One way for the learner to obscure which set she is evaluating is to add a little random noise to the estimate, to “blur” it. Following Dwork et.al.’s methods, we’ll add noise from a Laplace distribution, which is symmetric and falls off slower than gaussian noise would. Here we show adding just a little bit of noise (of “width” sigma = 1/3n):

The shaded green region represents the chance that A(S) will return a value greater than the adversary’s threshold T — in other words, the probability that the adversary will mistake S for S’ in a round of the game. We’ve now made that probability non-zero, but it’s still much more likely that if A(*s*) > T, then *s* = S’. We need more noise.

In particular, we need the noise to be bigger than the gap A(S’)-A(S) = 1/n, or 0.01. Let’s pick sigma = 3/n = 0.03:

Now we see that the shaded green region has almost the same area as the shaded orange region — you can think of epsilon as expressing the difference between the shaded green region and the shaded orange region.

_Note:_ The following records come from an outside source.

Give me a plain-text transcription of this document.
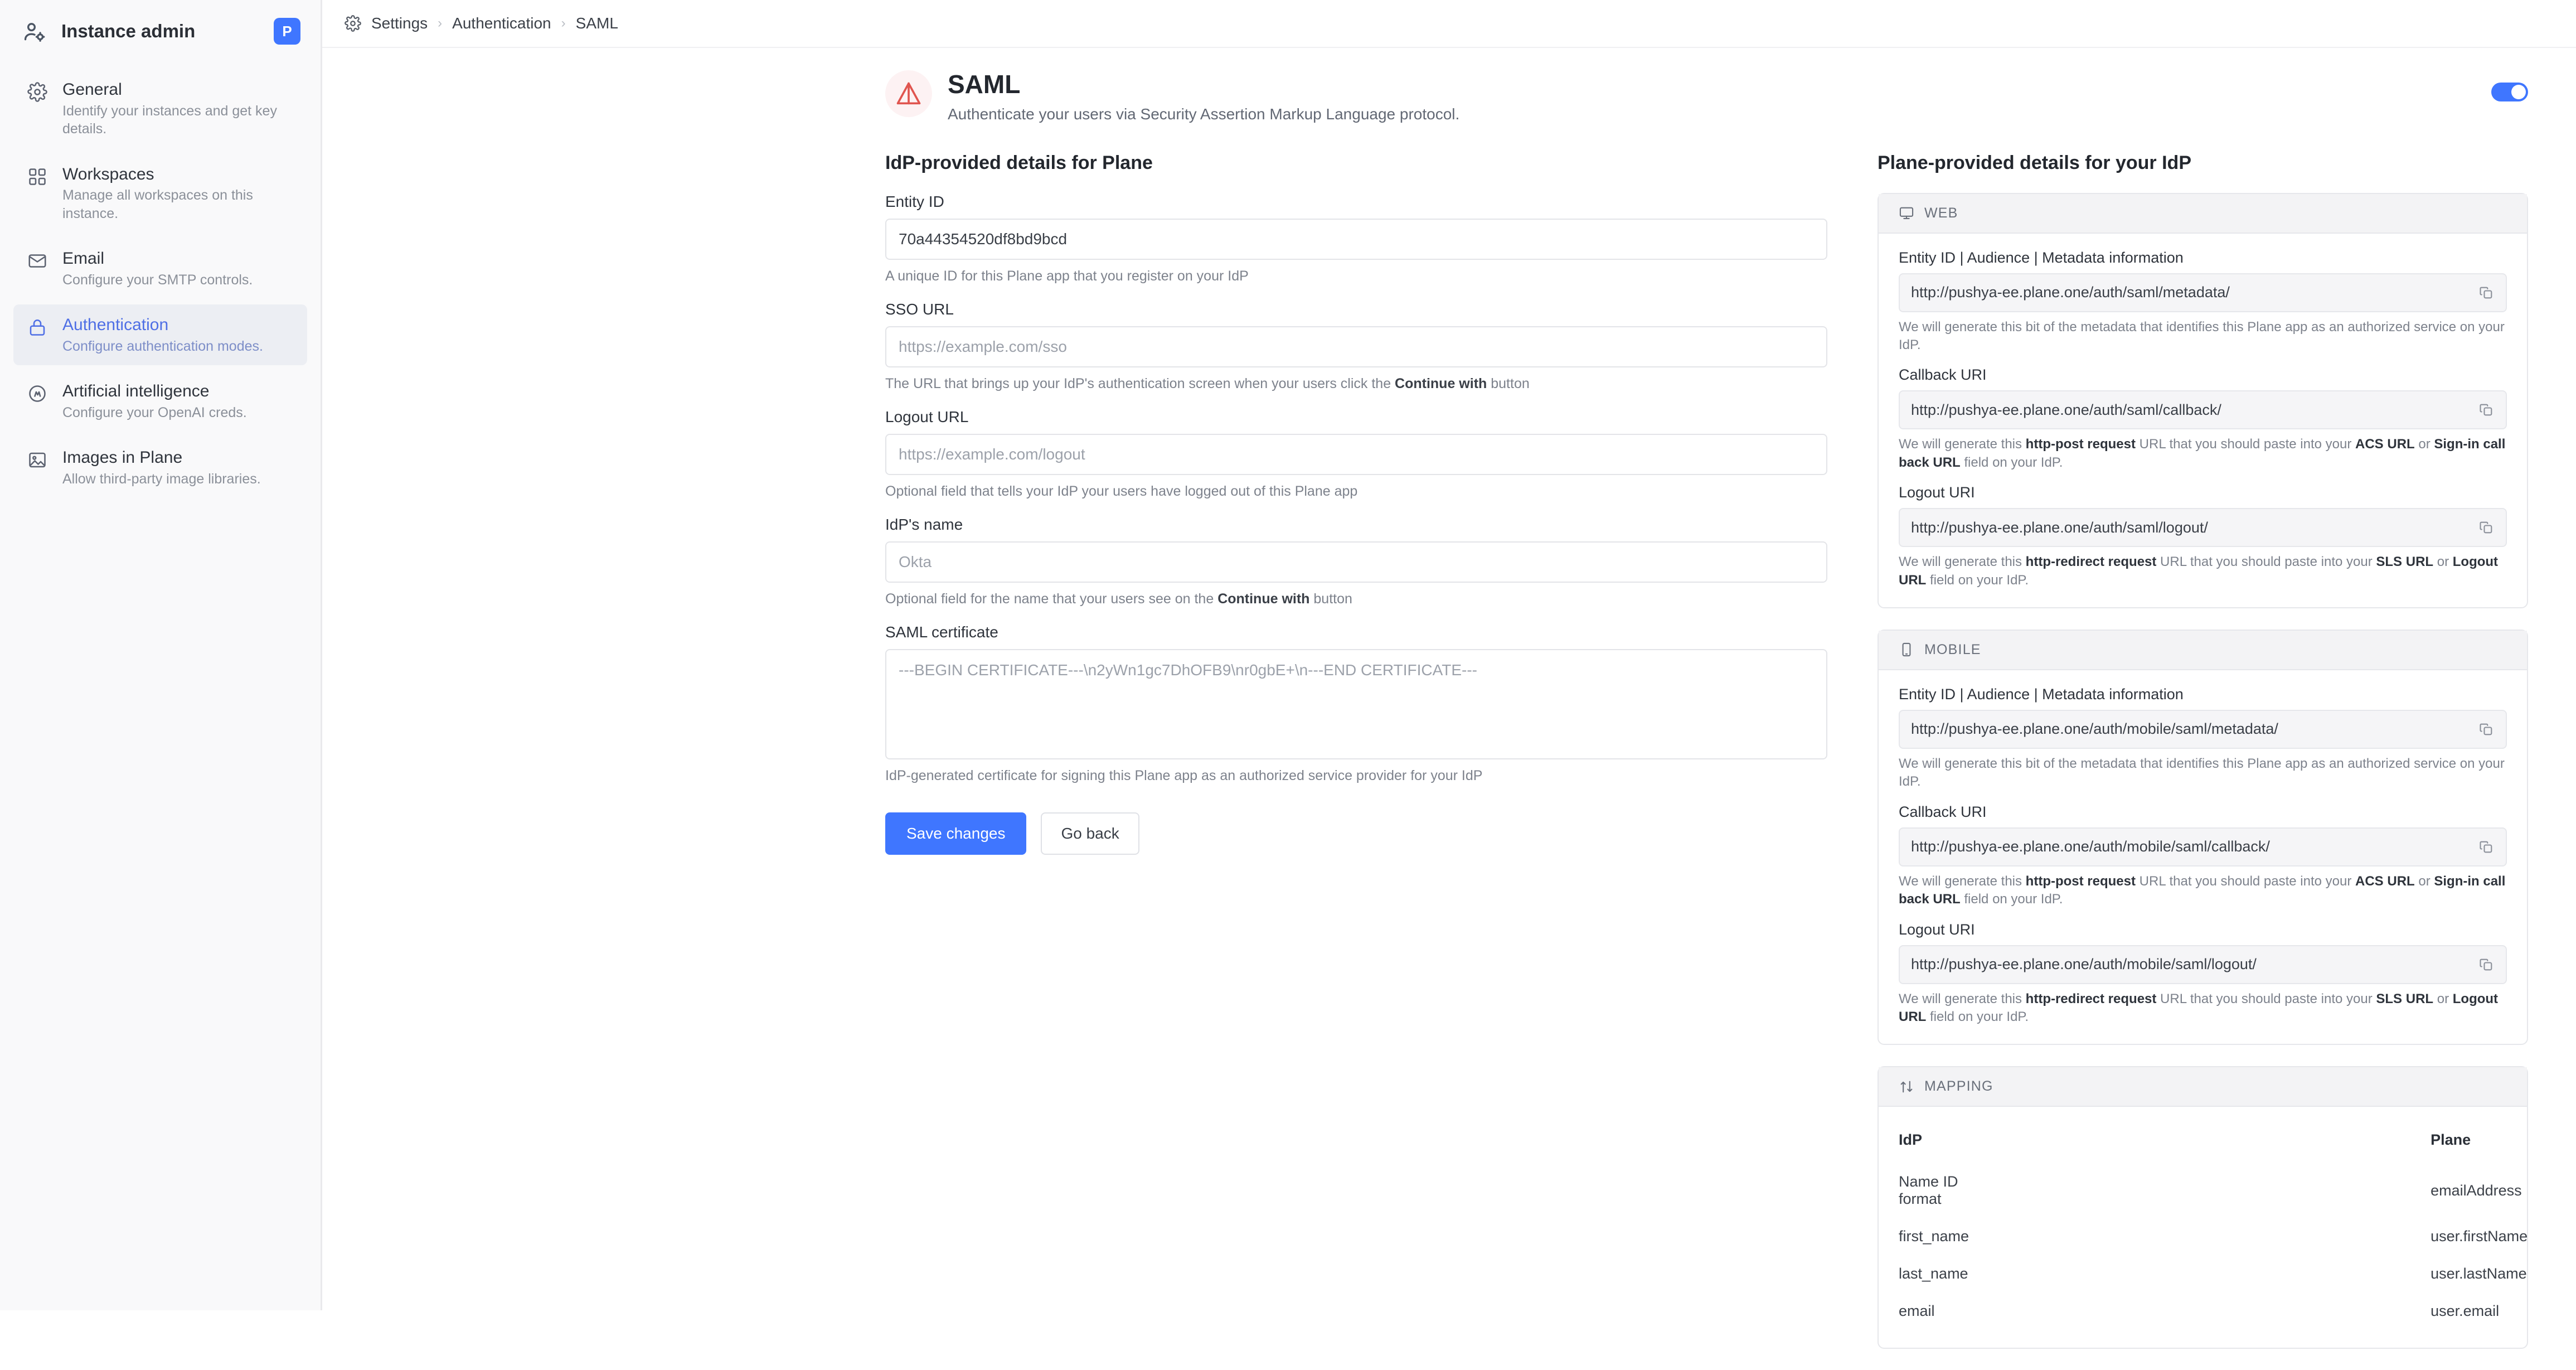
Instance admin	P
General
Identify your instances and get key details.
Workspaces
Manage all workspaces on this instance.
Email
Configure your SMTP controls.
Authentication
Configure authentication modes.
Artificial intelligence
Configure your OpenAI creds.
Images in Plane
Allow third-party image libraries.
Settings › Authentication › SAML
SAML
Authenticate your users via Security Assertion Markup Language protocol.
IdP-provided details for Plane
Entity ID
70a44354520df8bd9bcd
A unique ID for this Plane app that you register on your IdP
SSO URL
https://example.com/sso
The URL that brings up your IdP's authentication screen when your users click the Continue with button
Logout URL
https://example.com/logout
Optional field that tells your IdP your users have logged out of this Plane app
IdP's name
Okta
Optional field for the name that your users see on the Continue with button
SAML certificate
---BEGIN CERTIFICATE---\n2yWn1gc7DhOFB9\nr0gbE+\n---END CERTIFICATE---
IdP-generated certificate for signing this Plane app as an authorized service provider for your IdP
Save changes	Go back
Plane-provided details for your IdP
WEB
Entity ID | Audience | Metadata information
http://pushya-ee.plane.one/auth/saml/metadata/
We will generate this bit of the metadata that identifies this Plane app as an authorized service on your IdP.
Callback URI
http://pushya-ee.plane.one/auth/saml/callback/
We will generate this http-post request URL that you should paste into your ACS URL or Sign-in call back URL field on your IdP.
Logout URI
http://pushya-ee.plane.one/auth/saml/logout/
We will generate this http-redirect request URL that you should paste into your SLS URL or Logout URL field on your IdP.
MOBILE
Entity ID | Audience | Metadata information
http://pushya-ee.plane.one/auth/mobile/saml/metadata/
We will generate this bit of the metadata that identifies this Plane app as an authorized service on your IdP.
Callback URI
http://pushya-ee.plane.one/auth/mobile/saml/callback/
We will generate this http-post request URL that you should paste into your ACS URL or Sign-in call back URL field on your IdP.
Logout URI
http://pushya-ee.plane.one/auth/mobile/saml/logout/
We will generate this http-redirect request URL that you should paste into your SLS URL or Logout URL field on your IdP.
MAPPING
IdP	Plane
Name ID format	emailAddress
first_name	user.firstName
last_name	user.lastName
email	user.email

In fact, the absolute value of the logratio of the two areas is epsilon. In other words, observing that A(*s*) > T is no longer strong evidence that *s* = S’, and we have achieved differential privacy, to the degree epsilon.

Of course, A(*s*) is also no longer a precise estimate of `mean(s)`

. We’ll return to that point in a bit.

#### Simulating the Game

We can simulate the game I described above in R. I’ve put the code on github, here.

The code sweeps through a range of values of epsilon, and for each value selects a suitable noise width and runs 1000 rounds of the differential privacy game, returning a value for A(S) and A(S’). Each round we record whether A(S) and A(S’) are greater than T = 1/200.